Menurut Song, pendekatan konstruktivis terhadap budaya mempunyai satu implikasi normatif dalam merespons dilema antara akomodasi multikultural dan keadilan gender. Yaitu bahwa yang seharusnya menjadi lokus perdebatan bukanlah “fitur inheren dari suatu kelompok”, melainkan apa dampak sosial-politis yang ditimbulkan dari akomodasi terhadap praktik kegamaan atau kebudayaan.

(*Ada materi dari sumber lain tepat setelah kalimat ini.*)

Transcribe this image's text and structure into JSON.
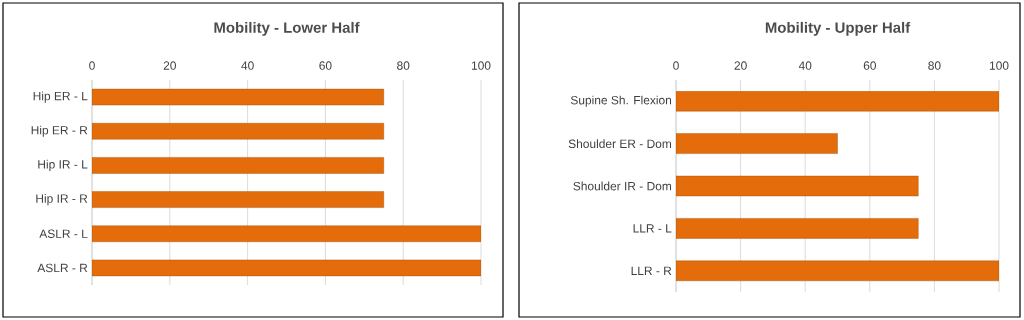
{
  "chart_data": [
    {
      "type": "bar",
      "orientation": "horizontal",
      "title": "Mobility - Lower Half",
      "categories": [
        "Hip ER - L",
        "Hip ER - R",
        "Hip IR - L",
        "Hip IR - R",
        "ASLR - L",
        "ASLR - R"
      ],
      "values": [
        75,
        75,
        75,
        75,
        100,
        100
      ],
      "color": "#e46c0a",
      "xlim": [
        0,
        100
      ],
      "xticks": [
        0,
        20,
        40,
        60,
        80,
        100
      ],
      "grid": "x"
    },
    {
      "type": "bar",
      "orientation": "horizontal",
      "title": "Mobility - Upper Half",
      "categories": [
        "Supine Sh. Flexion",
        "Shoulder ER - Dom",
        "Shoulder IR - Dom",
        "LLR - L",
        "LLR - R"
      ],
      "values": [
        100,
        50,
        75,
        75,
        100
      ],
      "color": "#e46c0a",
      "xlim": [
        0,
        100
      ],
      "xticks": [
        0,
        20,
        40,
        60,
        80,
        100
      ],
      "grid": "x"
    }
  ]
}
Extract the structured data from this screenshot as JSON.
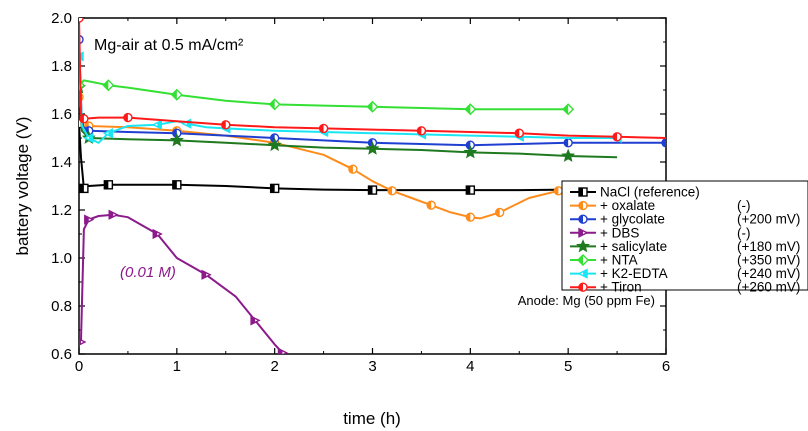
{
  "chart_data": {
    "type": "line",
    "title": "Mg-air at 0.5 mA/cm²",
    "xlabel": "time (h)",
    "ylabel": "battery voltage (V)",
    "xlim": [
      0,
      6
    ],
    "ylim": [
      0.6,
      2.0
    ],
    "x_ticks": [
      "0",
      "1",
      "2",
      "3",
      "4",
      "5",
      "6"
    ],
    "y_ticks": [
      "0.6",
      "0.8",
      "1.0",
      "1.2",
      "1.4",
      "1.6",
      "1.8",
      "2.0"
    ],
    "grid": false,
    "legend_position": "right",
    "annotations": {
      "dbs_concentration": "(0.01 M)",
      "anode": "Anode: Mg (50 ppm Fe)"
    },
    "series": [
      {
        "name": "NaCl (reference)",
        "note": "",
        "color": "#000000",
        "marker": "square",
        "x": [
          0,
          0.02,
          0.05,
          0.1,
          0.3,
          0.6,
          1.0,
          1.5,
          2.0,
          2.5,
          3.0,
          3.5,
          4.0,
          4.5,
          5.0
        ],
        "y": [
          1.56,
          1.42,
          1.29,
          1.3,
          1.305,
          1.305,
          1.305,
          1.3,
          1.29,
          1.285,
          1.283,
          1.283,
          1.283,
          1.283,
          1.285
        ]
      },
      {
        "name": "+ oxalate",
        "note": "(-)",
        "color": "#ff8c1a",
        "marker": "circle",
        "x": [
          0,
          0.03,
          0.1,
          0.5,
          1.0,
          1.5,
          2.0,
          2.5,
          2.8,
          3.0,
          3.2,
          3.4,
          3.6,
          3.8,
          4.0,
          4.1,
          4.3,
          4.6,
          4.9
        ],
        "y": [
          1.67,
          1.58,
          1.55,
          1.545,
          1.53,
          1.51,
          1.48,
          1.43,
          1.37,
          1.32,
          1.28,
          1.25,
          1.22,
          1.19,
          1.17,
          1.165,
          1.19,
          1.25,
          1.28
        ]
      },
      {
        "name": "+ glycolate",
        "note": "(+200 mV)",
        "color": "#1f3fd0",
        "marker": "circle",
        "x": [
          0,
          0.03,
          0.1,
          0.5,
          1.0,
          1.5,
          2.0,
          2.5,
          3.0,
          3.5,
          4.0,
          4.5,
          5.0,
          5.5,
          6.0
        ],
        "y": [
          1.91,
          1.55,
          1.53,
          1.525,
          1.52,
          1.51,
          1.5,
          1.49,
          1.48,
          1.475,
          1.47,
          1.475,
          1.48,
          1.48,
          1.48
        ]
      },
      {
        "name": "+ DBS",
        "note": "(-)",
        "color": "#8b1a8b",
        "marker": "triangle-right",
        "x": [
          0.02,
          0.05,
          0.1,
          0.2,
          0.35,
          0.5,
          0.8,
          1.0,
          1.3,
          1.6,
          1.8,
          2.0,
          2.08
        ],
        "y": [
          0.65,
          1.12,
          1.16,
          1.175,
          1.18,
          1.17,
          1.1,
          1.0,
          0.93,
          0.84,
          0.74,
          0.64,
          0.605
        ]
      },
      {
        "name": "+ salicylate",
        "note": "(+180 mV)",
        "color": "#1f7a1f",
        "marker": "star",
        "x": [
          0,
          0.03,
          0.1,
          0.5,
          1.0,
          1.5,
          2.0,
          2.5,
          3.0,
          3.5,
          4.0,
          4.5,
          5.0,
          5.5
        ],
        "y": [
          1.71,
          1.53,
          1.5,
          1.495,
          1.49,
          1.48,
          1.47,
          1.46,
          1.455,
          1.45,
          1.44,
          1.435,
          1.425,
          1.42
        ]
      },
      {
        "name": "+ NTA",
        "note": "(+350 mV)",
        "color": "#33e033",
        "marker": "diamond",
        "x": [
          0,
          0.05,
          0.3,
          0.5,
          1.0,
          1.5,
          2.0,
          2.5,
          3.0,
          3.5,
          4.0,
          4.5,
          5.0
        ],
        "y": [
          1.72,
          1.74,
          1.72,
          1.71,
          1.68,
          1.655,
          1.64,
          1.635,
          1.63,
          1.625,
          1.62,
          1.62,
          1.62
        ]
      },
      {
        "name": "+ K2-EDTA",
        "note": "(+240 mV)",
        "color": "#19e6f2",
        "marker": "triangle-left",
        "x": [
          0,
          0.03,
          0.1,
          0.2,
          0.3,
          0.5,
          0.8,
          1.0,
          1.1,
          1.3,
          1.5,
          2.0,
          2.5,
          3.0,
          3.5,
          4.0,
          4.5,
          5.0,
          5.5
        ],
        "y": [
          1.84,
          1.55,
          1.5,
          1.48,
          1.52,
          1.55,
          1.555,
          1.57,
          1.56,
          1.545,
          1.54,
          1.53,
          1.525,
          1.52,
          1.515,
          1.51,
          1.505,
          1.5,
          1.5
        ]
      },
      {
        "name": "+ Tiron",
        "note": "(+260 mV)",
        "color": "#ff1a1a",
        "marker": "circle",
        "x": [
          0,
          0.02,
          0.05,
          0.2,
          0.5,
          1.0,
          1.5,
          2.0,
          2.5,
          3.0,
          3.5,
          4.0,
          4.5,
          5.0,
          5.5,
          6.0
        ],
        "y": [
          2.0,
          1.6,
          1.58,
          1.585,
          1.585,
          1.57,
          1.555,
          1.545,
          1.54,
          1.535,
          1.53,
          1.525,
          1.52,
          1.51,
          1.505,
          1.5
        ]
      }
    ]
  }
}
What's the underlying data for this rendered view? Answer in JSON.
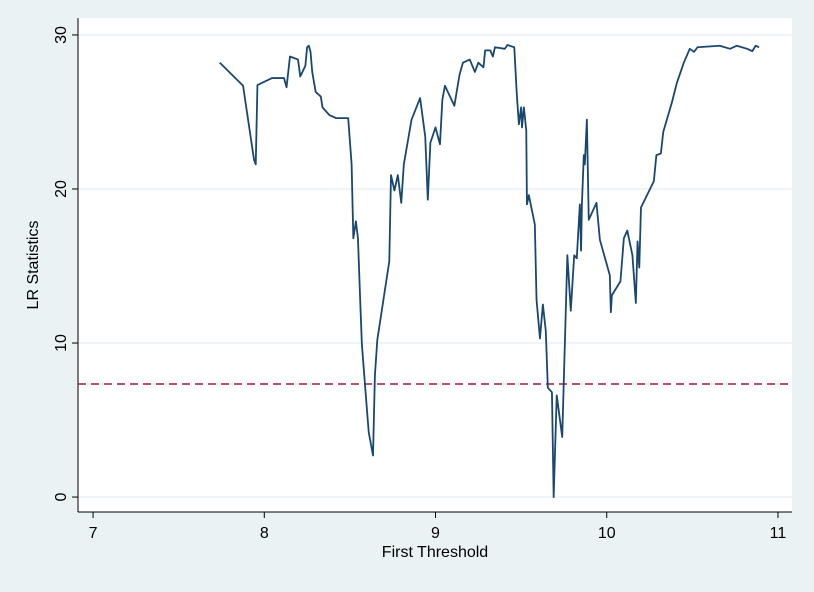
{
  "chart_data": {
    "type": "line",
    "xlabel": "First Threshold",
    "ylabel": "LR Statistics",
    "x": [
      7.74,
      7.876,
      7.94,
      7.95,
      7.96,
      8.045,
      8.115,
      8.13,
      8.15,
      8.197,
      8.21,
      8.24,
      8.25,
      8.26,
      8.27,
      8.28,
      8.3,
      8.33,
      8.34,
      8.38,
      8.42,
      8.49,
      8.51,
      8.52,
      8.535,
      8.547,
      8.56,
      8.57,
      8.6,
      8.61,
      8.635,
      8.646,
      8.66,
      8.73,
      8.74,
      8.76,
      8.78,
      8.8,
      8.815,
      8.86,
      8.91,
      8.94,
      8.955,
      8.97,
      9.0,
      9.026,
      9.04,
      9.055,
      9.11,
      9.14,
      9.16,
      9.2,
      9.23,
      9.25,
      9.28,
      9.29,
      9.32,
      9.335,
      9.347,
      9.405,
      9.42,
      9.46,
      9.475,
      9.487,
      9.5,
      9.505,
      9.516,
      9.53,
      9.534,
      9.545,
      9.58,
      9.59,
      9.61,
      9.627,
      9.644,
      9.656,
      9.68,
      9.69,
      9.708,
      9.74,
      9.77,
      9.79,
      9.81,
      9.825,
      9.843,
      9.85,
      9.855,
      9.866,
      9.872,
      9.884,
      9.895,
      9.94,
      9.96,
      10.018,
      10.024,
      10.03,
      10.08,
      10.1,
      10.12,
      10.15,
      10.17,
      10.18,
      10.19,
      10.2,
      10.275,
      10.29,
      10.316,
      10.33,
      10.38,
      10.41,
      10.45,
      10.485,
      10.51,
      10.53,
      10.66,
      10.72,
      10.76,
      10.82,
      10.85,
      10.87,
      10.89
    ],
    "series": [
      {
        "color": "#1a476f",
        "values": [
          28.2,
          26.7,
          21.9,
          21.6,
          26.75,
          27.2,
          27.2,
          26.6,
          28.6,
          28.4,
          27.3,
          28.0,
          29.2,
          29.3,
          28.9,
          27.6,
          26.3,
          26.0,
          25.3,
          24.8,
          24.6,
          24.6,
          21.6,
          16.8,
          17.9,
          16.8,
          12.8,
          9.9,
          5.6,
          4.2,
          2.7,
          7.9,
          10.2,
          15.3,
          20.9,
          19.9,
          20.9,
          19.1,
          21.6,
          24.5,
          25.9,
          23.4,
          19.3,
          23.0,
          24.0,
          22.9,
          25.8,
          26.7,
          25.4,
          27.4,
          28.2,
          28.4,
          27.6,
          28.2,
          27.9,
          29.0,
          29.0,
          28.6,
          29.2,
          29.1,
          29.35,
          29.2,
          26.1,
          24.2,
          25.3,
          24.0,
          25.3,
          23.8,
          19.0,
          19.6,
          17.7,
          12.8,
          10.3,
          12.5,
          10.8,
          7.1,
          6.8,
          0.0,
          6.6,
          3.9,
          15.7,
          12.1,
          15.7,
          15.5,
          19.0,
          16.0,
          19.0,
          22.2,
          21.6,
          24.5,
          18.0,
          19.1,
          16.7,
          14.4,
          12.0,
          13.1,
          14.0,
          16.8,
          17.3,
          15.7,
          12.6,
          16.6,
          14.9,
          18.8,
          20.5,
          22.2,
          22.3,
          23.7,
          25.6,
          26.9,
          28.2,
          29.1,
          28.9,
          29.2,
          29.3,
          29.1,
          29.3,
          29.1,
          28.95,
          29.3,
          29.2
        ]
      }
    ],
    "reference_line": 7.34,
    "reference_color": "#9e1b38",
    "xlim": [
      6.912,
      11.082
    ],
    "xticks": [
      7,
      8,
      9,
      10,
      11
    ],
    "ylim": [
      -0.97,
      31.1
    ],
    "yticks": [
      0,
      10,
      20,
      30
    ],
    "grid": true
  }
}
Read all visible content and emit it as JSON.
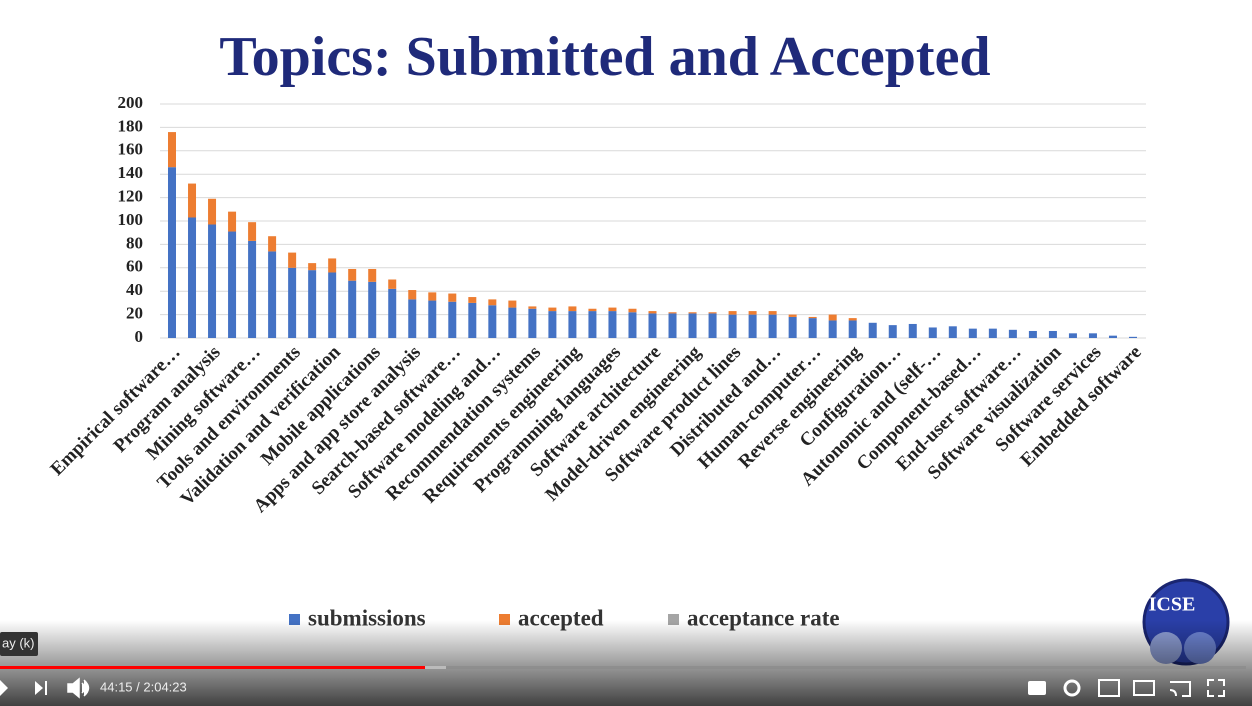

Yang menjadi masalah bukanlah apakah suatu budaya itu patriarkis atau tidak, melainkan praktik manakah yang bertentangan dengan keadilan gender, dengan tetap menyadari akan adanya interaksi antarbudaya yang membentuk wacana dan praktik itu.

Right-respecting accommodationism

Song berargumen bahwa keadilan dan kesetaraan tidak berarti memperlakukan warga negara secara sama (uniform treatment). Keadilan dan kesetaraan memungkinkan adanya perlakuan terhadap mereka secara berbeda. Yang penting ialah bagaimana prinsip keadilan dapat terpenuhi. Dalam istilah Song, ini dapat dilakukan melalui pendekatan normatif untuk menjembatani tuntutan akomodasi multikultural dan keadilan gender, yang ia sebut dengan “right-respecting accommodationism”.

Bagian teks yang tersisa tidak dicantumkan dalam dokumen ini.